CHICAGO — A promising lead surfaced Wednesday when Chicago Police found a gun in a rubbish-strewn lot just down the street from where the nephew of Academy Award-winning actress Jennifer Hudson was found shot to death in an SUV on Monday, authorities said.
The gun was found about 1:30 p.m. in a lot on 14th Street between Kildare and Kolin by three probationary officers during a search of the area near where the body of 7-year-old Julian King was found in a white Chevy Suburban.
The SUV was found in the 1300 block of South Kolin.
Julian and the SUV had been missing since Friday afternoon, when the boy's mother, Julia Hudson, came home to find her mother, Darnell Donerson, 57, and her brother, Jason Hudson, 29, shot to death.

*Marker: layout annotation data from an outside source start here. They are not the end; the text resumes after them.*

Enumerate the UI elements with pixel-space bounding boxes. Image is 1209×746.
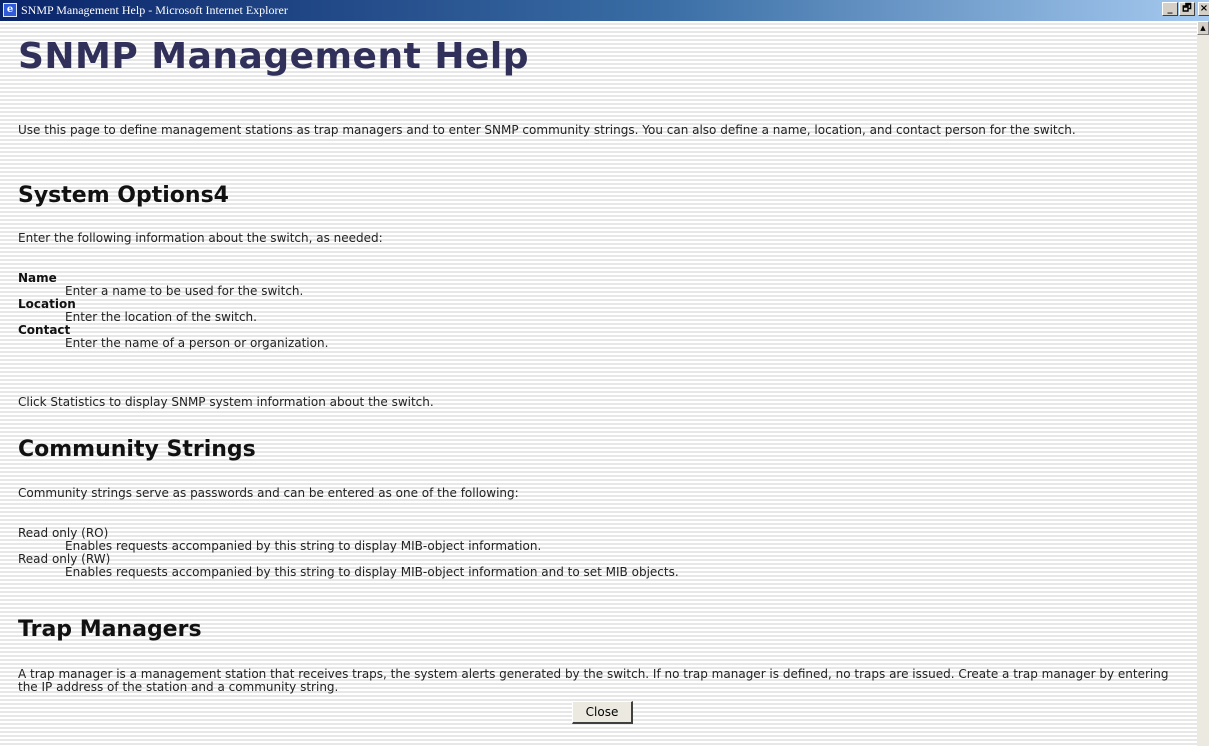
- scroll-up-arrow-icon[interactable]: ▲: [1197, 21, 1209, 35]
- desc-name: Enter a name to be used for the switch.: [65, 284, 304, 298]
- page-title: SNMP Management Help: [18, 36, 529, 77]
- ie-page-icon: e: [3, 3, 17, 17]
- system-options-lead: Enter the following information about th…: [18, 231, 383, 245]
- section-heading-trap-managers: Trap Managers: [18, 617, 202, 642]
- section-heading-community-strings: Community Strings: [18, 437, 256, 462]
- community-strings-list: Read only (RO) Enables requests accompan…: [18, 527, 1188, 579]
- section-heading-system-options: System Options4: [18, 183, 229, 208]
- statistics-note: Click Statistics to display SNMP system …: [18, 395, 434, 409]
- trap-managers-paragraph: A trap manager is a management station t…: [18, 667, 1169, 694]
- window-titlebar[interactable]: e SNMP Management Help - Microsoft Inter…: [0, 0, 1209, 21]
- system-options-list: Name Enter a name to be used for the swi…: [18, 272, 1188, 350]
- close-button[interactable]: Close: [572, 701, 633, 724]
- intro-paragraph: Use this page to define management stati…: [18, 123, 1076, 137]
- maximize-button[interactable]: 🗗: [1179, 2, 1195, 16]
- window-title: SNMP Management Help - Microsoft Interne…: [21, 3, 288, 17]
- minimize-button[interactable]: _: [1162, 2, 1178, 16]
- close-window-button[interactable]: ×: [1198, 2, 1209, 16]
- desc-contact: Enter the name of a person or organizati…: [65, 336, 329, 350]
- desc-location: Enter the location of the switch.: [65, 310, 257, 324]
- vertical-scrollbar[interactable]: ▲: [1197, 21, 1209, 746]
- desc-read-only-ro: Enables requests accompanied by this str…: [65, 539, 542, 553]
- community-strings-lead: Community strings serve as passwords and…: [18, 486, 519, 500]
- desc-read-only-rw: Enables requests accompanied by this str…: [65, 565, 679, 579]
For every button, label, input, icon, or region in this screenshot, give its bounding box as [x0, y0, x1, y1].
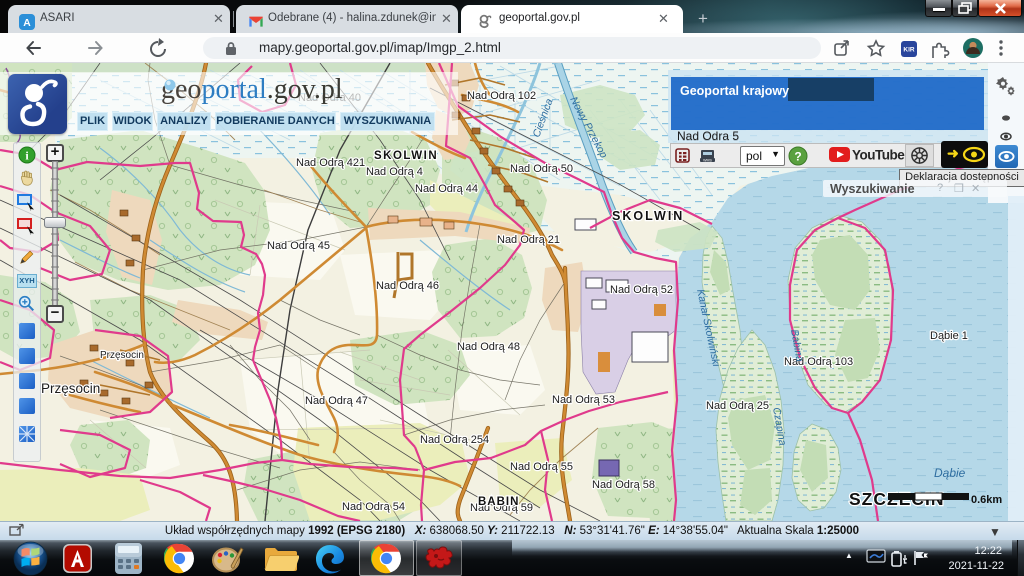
svg-text:Dąbie: Dąbie: [934, 466, 966, 480]
svg-text:WMS: WMS: [703, 159, 712, 163]
svg-text:Przęsocin: Przęsocin: [41, 381, 100, 396]
svg-text:YouTube: YouTube: [852, 148, 905, 163]
svg-text:Nad Odrą 47: Nad Odrą 47: [305, 395, 368, 407]
svg-text:Nad Odrą 48: Nad Odrą 48: [457, 341, 520, 353]
svg-text:A: A: [23, 18, 31, 29]
svg-text:Nad Odrą 58: Nad Odrą 58: [592, 479, 655, 491]
svg-text:Nad Odrą 102: Nad Odrą 102: [467, 90, 536, 102]
svg-text:Nad Odrą 50: Nad Odrą 50: [510, 163, 573, 175]
svg-text:Nad Odrą 54: Nad Odrą 54: [342, 501, 405, 513]
svg-text:Nad Odrą 21: Nad Odrą 21: [497, 234, 560, 246]
svg-text:SKOLWIN: SKOLWIN: [612, 209, 684, 223]
svg-text:Nad Odrą 44: Nad Odrą 44: [415, 183, 478, 195]
svg-text:Nad Odrą 53: Nad Odrą 53: [552, 394, 615, 406]
svg-text:KIR: KIR: [903, 47, 915, 54]
svg-text:Nad Odrą 254: Nad Odrą 254: [420, 434, 489, 446]
svg-text:BABIN: BABIN: [478, 496, 519, 508]
svg-text:Nad Odrą 4: Nad Odrą 4: [366, 166, 423, 178]
svg-text:SKOLWIN: SKOLWIN: [374, 150, 438, 162]
svg-text:Nad Odrą 45: Nad Odrą 45: [267, 240, 330, 252]
svg-text:0.6km: 0.6km: [971, 494, 1002, 506]
svg-text:Przęsocin: Przęsocin: [100, 350, 144, 361]
svg-text:Nad Odrą 55: Nad Odrą 55: [510, 461, 573, 473]
svg-text:Nad Odrą 52: Nad Odrą 52: [610, 284, 673, 296]
svg-text:?: ?: [794, 150, 801, 164]
svg-text:Nad Odrą 25: Nad Odrą 25: [706, 400, 769, 412]
svg-text:Nad Odrą 421: Nad Odrą 421: [296, 157, 365, 169]
svg-text:Dąbie 1: Dąbie 1: [930, 330, 968, 342]
svg-text:Nad Odrą 46: Nad Odrą 46: [376, 280, 439, 292]
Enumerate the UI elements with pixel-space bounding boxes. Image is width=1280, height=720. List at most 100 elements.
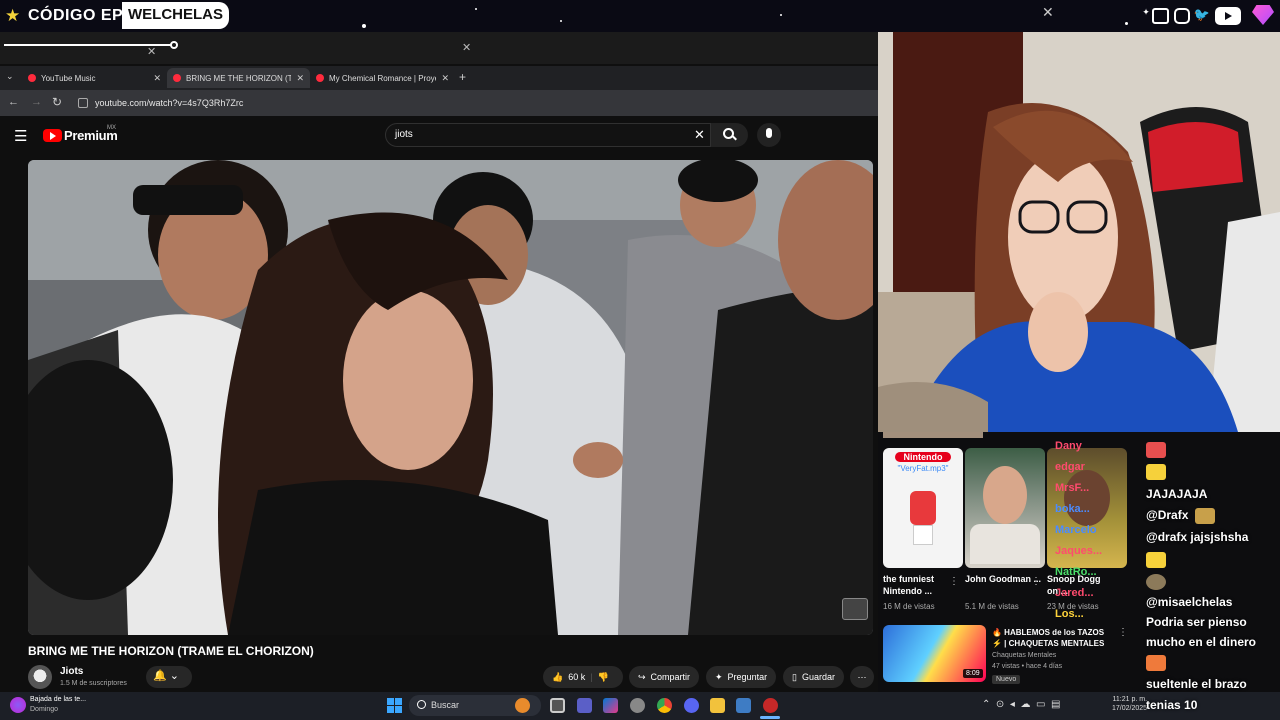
overlay-username: MrsF... bbox=[1055, 482, 1090, 494]
discord-icon[interactable] bbox=[684, 698, 699, 713]
youtube-favicon-icon bbox=[316, 74, 324, 82]
youtube-play-icon bbox=[1225, 12, 1232, 20]
forward-arrow-icon[interactable]: → bbox=[31, 96, 42, 108]
settings-gear-icon[interactable] bbox=[630, 698, 645, 713]
youtube-logo-play-icon bbox=[50, 132, 56, 140]
hamburger-menu-icon[interactable]: ☰ bbox=[14, 127, 27, 145]
chat-message: @misaelchelas bbox=[1146, 595, 1233, 609]
copilot-icon[interactable] bbox=[603, 698, 618, 713]
photos-icon[interactable] bbox=[736, 698, 751, 713]
tab-list-chevron-icon[interactable]: ⌄ bbox=[6, 71, 14, 82]
ask-button[interactable]: ✦ Preguntar bbox=[706, 666, 777, 688]
notifications-button[interactable]: 🔔 ⌄ bbox=[146, 666, 192, 688]
overlay-username: Dany bbox=[1055, 440, 1082, 452]
windows-logo-pane bbox=[395, 706, 402, 713]
more-actions-button[interactable]: ⋯ bbox=[850, 666, 874, 688]
file-explorer-icon[interactable] bbox=[710, 698, 725, 713]
youtube-music-favicon-icon bbox=[28, 74, 36, 82]
man-face bbox=[983, 466, 1027, 524]
task-view-icon[interactable] bbox=[550, 698, 565, 713]
overlay-username: Jaques... bbox=[1055, 545, 1103, 557]
rec-views: 5.1 M de vistas bbox=[965, 602, 1019, 611]
channel-watermark[interactable] bbox=[842, 598, 868, 620]
channel-name[interactable]: Jiots bbox=[60, 666, 83, 677]
nintendo-logo: Nintendo bbox=[895, 452, 951, 462]
tab-close-icon[interactable]: ✕ bbox=[441, 73, 449, 84]
microphone-icon[interactable] bbox=[766, 128, 772, 138]
share-label: Compartir bbox=[650, 672, 691, 682]
tab-youtube-music[interactable]: YouTube Music ✕ bbox=[22, 68, 167, 88]
url-field[interactable]: youtube.com/watch?v=4s7Q3Rh7Zrc bbox=[95, 98, 243, 108]
rec-title[interactable]: John Goodman ... bbox=[965, 573, 1041, 585]
ask-label: Preguntar bbox=[727, 672, 768, 682]
video-title: BRING ME THE HORIZON (TRAME EL CHORIZON) bbox=[28, 644, 314, 658]
tab-label: YouTube Music bbox=[41, 73, 96, 83]
tab-bring-me-the-horizon[interactable]: BRING ME THE HORIZON (TRAM ✕ bbox=[167, 68, 310, 88]
rec-meta: 47 vistas • hace 4 días bbox=[992, 663, 1063, 670]
dislike-icon[interactable]: 👎 bbox=[598, 672, 609, 683]
clear-search-icon[interactable]: ✕ bbox=[694, 127, 705, 143]
rec-thumbnail-nintendo[interactable]: Nintendo "VeryFat.mp3" bbox=[883, 448, 963, 568]
channel-avatar[interactable] bbox=[28, 665, 52, 689]
webcam-bottom-edge bbox=[883, 432, 983, 438]
rec-thumbnail-john-goodman[interactable] bbox=[965, 448, 1045, 568]
tab-label: BRING ME THE HORIZON (TRAM bbox=[186, 73, 292, 83]
windows-start-icon[interactable] bbox=[387, 698, 402, 713]
search-input-value[interactable]: jiots bbox=[395, 129, 413, 140]
emote-icon bbox=[1146, 574, 1166, 590]
system-tray[interactable]: ⌃ ⊙ ◂ ☁ ▭ ▤ bbox=[982, 699, 1060, 710]
chat-message: mucho en el dinero bbox=[1146, 635, 1257, 649]
tab-label: My Chemical Romance | Proyec bbox=[329, 73, 437, 83]
star-dot bbox=[362, 24, 366, 28]
rec-title[interactable]: the funniest Nintendo ... bbox=[883, 573, 959, 597]
more-icon: ⋯ bbox=[857, 671, 867, 682]
tab-close-icon[interactable]: ✕ bbox=[296, 73, 304, 84]
subscriber-count: 1.5 M de suscriptores bbox=[60, 680, 127, 687]
search-icon bbox=[417, 700, 426, 709]
emote-icon bbox=[1146, 655, 1166, 671]
region-code: MX bbox=[107, 125, 116, 131]
twitter-icon: 🐦 bbox=[1193, 7, 1211, 22]
taskbar-search-placeholder[interactable]: Buscar bbox=[431, 700, 459, 710]
more-vertical-icon[interactable]: ⋮ bbox=[1031, 576, 1041, 587]
webcam-frame bbox=[878, 32, 1280, 432]
windows-logo-pane bbox=[387, 706, 394, 713]
chrome-icon[interactable] bbox=[657, 698, 672, 713]
teams-icon[interactable] bbox=[577, 698, 592, 713]
share-button[interactable]: ↪ Compartir bbox=[629, 666, 700, 688]
like-dislike-group: 👍 60 k | 👎 bbox=[543, 666, 623, 688]
obs-icon[interactable] bbox=[763, 698, 778, 713]
bell-icon: 🔔 bbox=[153, 670, 167, 682]
video-player[interactable] bbox=[28, 160, 873, 635]
more-vertical-icon[interactable]: ⋮ bbox=[949, 576, 959, 587]
clock[interactable]: 11:21 p. m. 17/02/2025 bbox=[1112, 695, 1147, 713]
search-input[interactable] bbox=[385, 123, 711, 147]
clock-date: 17/02/2025 bbox=[1112, 705, 1148, 712]
rec-channel[interactable]: Chaquetas Mentales bbox=[992, 652, 1056, 659]
video-frame bbox=[28, 160, 873, 635]
new-tab-icon[interactable]: + bbox=[459, 70, 466, 84]
mii-legs bbox=[913, 525, 933, 545]
chat-overlay-names: Dany edgar MrsF... boka... Marcelo Jaque… bbox=[1055, 440, 1140, 690]
clock-time: 11:21 p. m. bbox=[1112, 696, 1148, 703]
weather-icon[interactable] bbox=[10, 697, 26, 713]
windows-logo-pane bbox=[387, 698, 394, 705]
overlay-username: Jared... bbox=[1055, 587, 1094, 599]
save-button[interactable]: ▯ Guardar bbox=[783, 666, 844, 688]
weather-widget-title[interactable]: Bajada de las te... bbox=[30, 696, 86, 703]
weather-widget-subtitle[interactable]: Domingo bbox=[30, 706, 58, 713]
tab-my-chemical-romance[interactable]: My Chemical Romance | Proyec ✕ bbox=[310, 68, 455, 88]
bookmark-icon: ▯ bbox=[792, 671, 797, 682]
active-app-indicator bbox=[760, 716, 780, 719]
chat-message: @drafx jajsjshsha bbox=[1146, 530, 1249, 544]
reload-icon[interactable]: ↻ bbox=[52, 95, 62, 109]
back-arrow-icon[interactable]: ← bbox=[8, 96, 19, 108]
like-icon[interactable]: 👍 bbox=[552, 672, 563, 683]
man-shirt bbox=[970, 524, 1040, 564]
like-count[interactable]: 60 k bbox=[568, 672, 585, 682]
overlay-username: edgar bbox=[1055, 461, 1085, 473]
search-highlight-icon[interactable] bbox=[515, 698, 530, 713]
site-info-icon[interactable] bbox=[78, 98, 88, 108]
tab-close-icon[interactable]: ✕ bbox=[153, 73, 161, 84]
thumbnail-text: "VeryFat.mp3" bbox=[897, 464, 949, 473]
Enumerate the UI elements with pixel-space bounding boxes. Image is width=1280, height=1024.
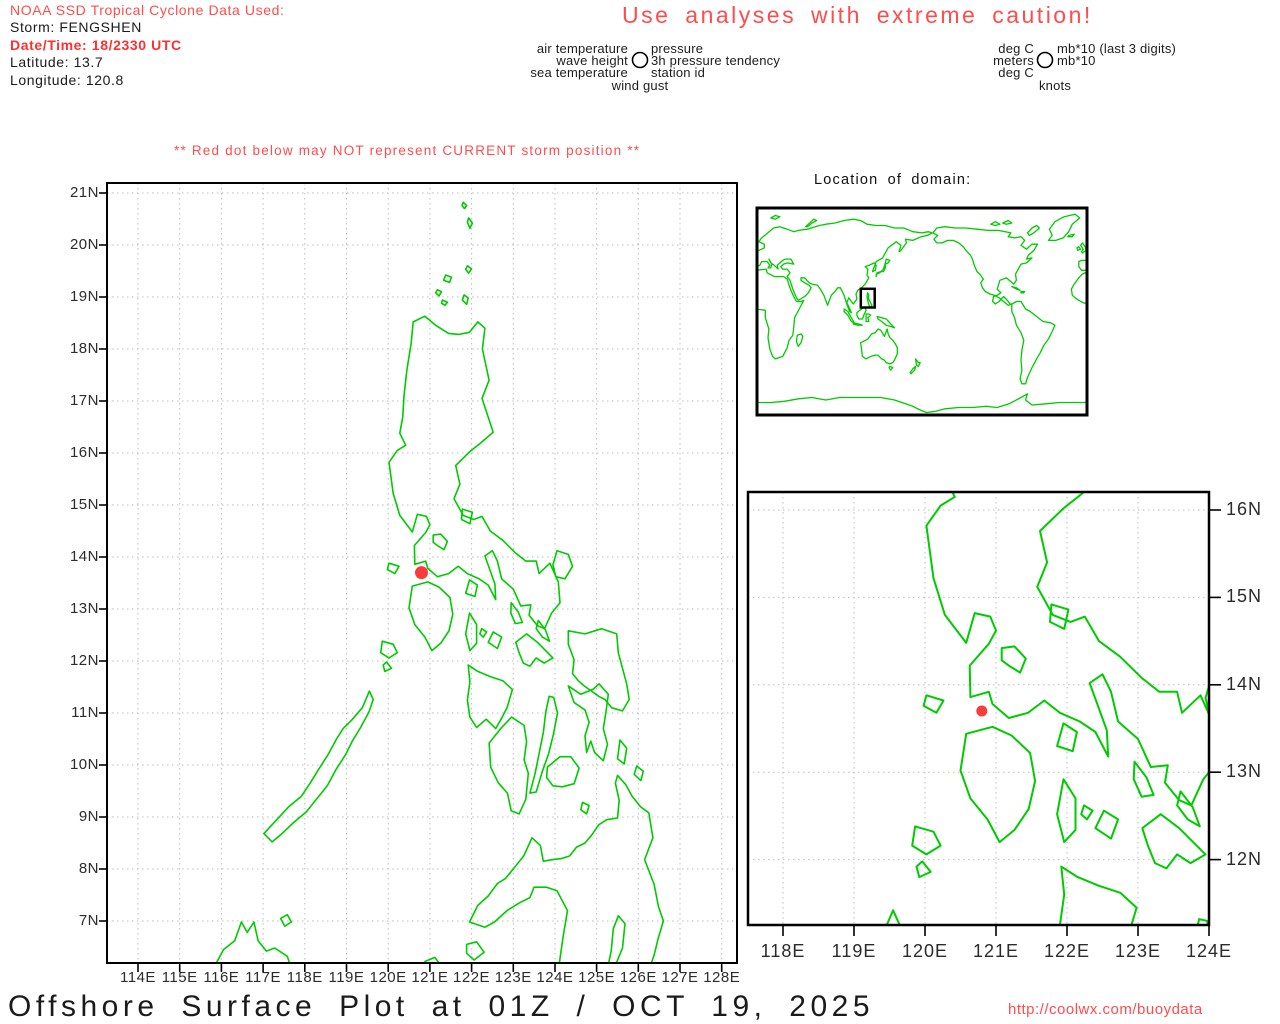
main-map-lon-label: 118E [286,969,323,986]
zoom-inset-lat-label: 15N [1226,586,1263,607]
main-map-lat-label: 19N [69,287,99,305]
main-map-lon-label: 116E [203,969,240,986]
main-map-lat-label: 14N [69,547,99,565]
main-map-lon-label: 119E [328,969,365,986]
zoom-inset-lon-label: 123E [1114,941,1162,961]
main-map-lat-label: 7N [78,911,99,929]
main-map-lon-label: 124E [536,969,574,986]
zoom-inset-lat-label: 16N [1226,499,1263,519]
domain-inset-title: Location of domain: [814,172,972,188]
storm-name-line: Storm: FENGSHEN [10,19,142,36]
storm-position-warning: ** Red dot below may NOT represent CURRE… [174,143,641,158]
main-map-lat-label: 16N [69,443,99,461]
main-map-lat-label: 18N [69,339,99,357]
zoom-inset-lon-label: 124E [1185,941,1233,961]
world-inset-map [755,206,1089,417]
zoom-inset-lon-label: 122E [1043,941,1091,961]
main-map-lat-label: 13N [69,599,99,617]
storm-position-dot [415,566,428,580]
wind-units-label: knots [1038,78,1072,93]
main-map-lat-label: 12N [69,651,99,669]
main-map-lat-label: 20N [69,235,99,253]
zoom-inset-lon-label: 119E [831,941,877,961]
main-map-lon-label: 114E [120,969,156,986]
main-map-lon-label: 126E [619,969,657,986]
offshore-surface-plot: NOAA SSD Tropical Cyclone Data Used: Sto… [0,0,1280,1024]
zoom-inset-map [746,490,1221,936]
main-map-lon-label: 125E [578,969,616,986]
data-source-line: NOAA SSD Tropical Cyclone Data Used: [10,2,285,18]
station-circle-icon [631,51,649,69]
main-map-lat-label: 21N [69,183,99,201]
main-map-lat-label: 17N [69,391,99,409]
plot-title: Offshore Surface Plot at 01Z / OCT 19, 2… [8,990,875,1023]
main-map-lon-label: 117E [245,969,282,986]
wind-gust-label: wind gust [611,78,669,93]
main-map-lon-label: 121E [411,969,449,986]
main-map-lon-label: 122E [453,969,491,986]
main-map-lon-label: 127E [661,969,699,986]
zoom-inset-lon-label: 121E [972,941,1020,961]
zoom-inset-lat-label: 13N [1226,761,1263,782]
main-map-lat-label: 15N [69,495,99,513]
storm-datetime-line: Date/Time: 18/2330 UTC [10,36,182,53]
main-map [99,182,738,972]
sea-temperature-label: sea temperature [530,65,628,80]
caution-banner: Use analyses with extreme caution! [622,2,1093,28]
source-url: http://coolwx.com/buoydata [1008,1001,1203,1018]
main-map-lat-label: 9N [78,807,99,825]
sea-temp-units-label: deg C [998,65,1034,80]
main-map-lat-label: 8N [78,859,99,877]
storm-latitude-line: Latitude: 13.7 [10,54,104,71]
zoom-inset-lon-label: 120E [901,941,949,961]
main-map-lon-label: 123E [494,969,532,986]
storm-position-dot [976,705,988,717]
main-map-lat-label: 10N [69,755,99,773]
zoom-inset-lat-label: 14N [1226,673,1263,694]
units-circle-icon [1036,51,1054,69]
zoom-inset-lat-label: 12N [1226,848,1263,869]
zoom-inset-lon-label: 118E [760,941,806,961]
tendency-units-label: mb*10 [1057,53,1096,68]
main-map-lon-label: 128E [703,969,741,986]
main-map-lon-label: 115E [161,969,198,986]
storm-info-block: NOAA SSD Tropical Cyclone Data Used: Sto… [10,2,284,89]
main-map-lon-label: 120E [369,969,407,986]
main-map-lat-label: 11N [71,703,99,721]
storm-longitude-line: Longitude: 120.8 [10,71,124,88]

Julia Hudson is Jennifer Hudson's sister.
The gun and other evidence have been turned over to the Illinois State Police crime lab, Chicago Police Department Chief Nick Roti said.
The gun will be compared with shell casings recovered at the Hudson home in the 7000 block of South Yale. Sources said the gun used in the slayings of Donerson and Jason Hudson was thought to be a .45-caliber weapon.
Police spokeswoman Monique Bond refused to comment on the caliber of the gun found Wednesday. A law enforcement source said it appeared to be a .45-caliber gun.
Investigators were continuing to pursue evidence in the case. Julia Hudson's estranged husband, William Balfour, 27, was arrested Friday after police tracked his whereabouts around the city. A Chicago Police alert issued hours after the bodies of Donerson and Jason Hudson were found named Balfour as a suspect in the killings and said he might be in the Suburban with Julian.
Since then, Balfour has been transferred to the custody of the Illinois Department of Corrections on a parole violation. He will remain there until at least Nov. 10, when the state prisoner review board will consider the violation. The violation stemmed from his failure to meet anger management and substance abuse counseling requirements of his 1999 sentencing for an attempted murder and vehicular carjacking conviction.
Balfour and Hudson were thought to have been arguing about several issues, including car payments and whether Julia Hudson was seeing someone else, sources said. Balfour is also thought to have been at the Hudson home early Friday, before the time neighbors say they heard shots fired between 8 and 9 a.m., sources said.
There are also reports from witnesses that he was seen later Friday morning — between 11 a.m. and noon — in a vehicle matching the description of the Chevy Suburban in the 1900 block of South Spaulding, where he was arrested later Friday.
Police are still gathering details about where Balfour was Friday and how he was getting around.
The leading theory is still that there was only one assailant inside the Hudson home.
Balfour has not been charged in the Hudson slayings.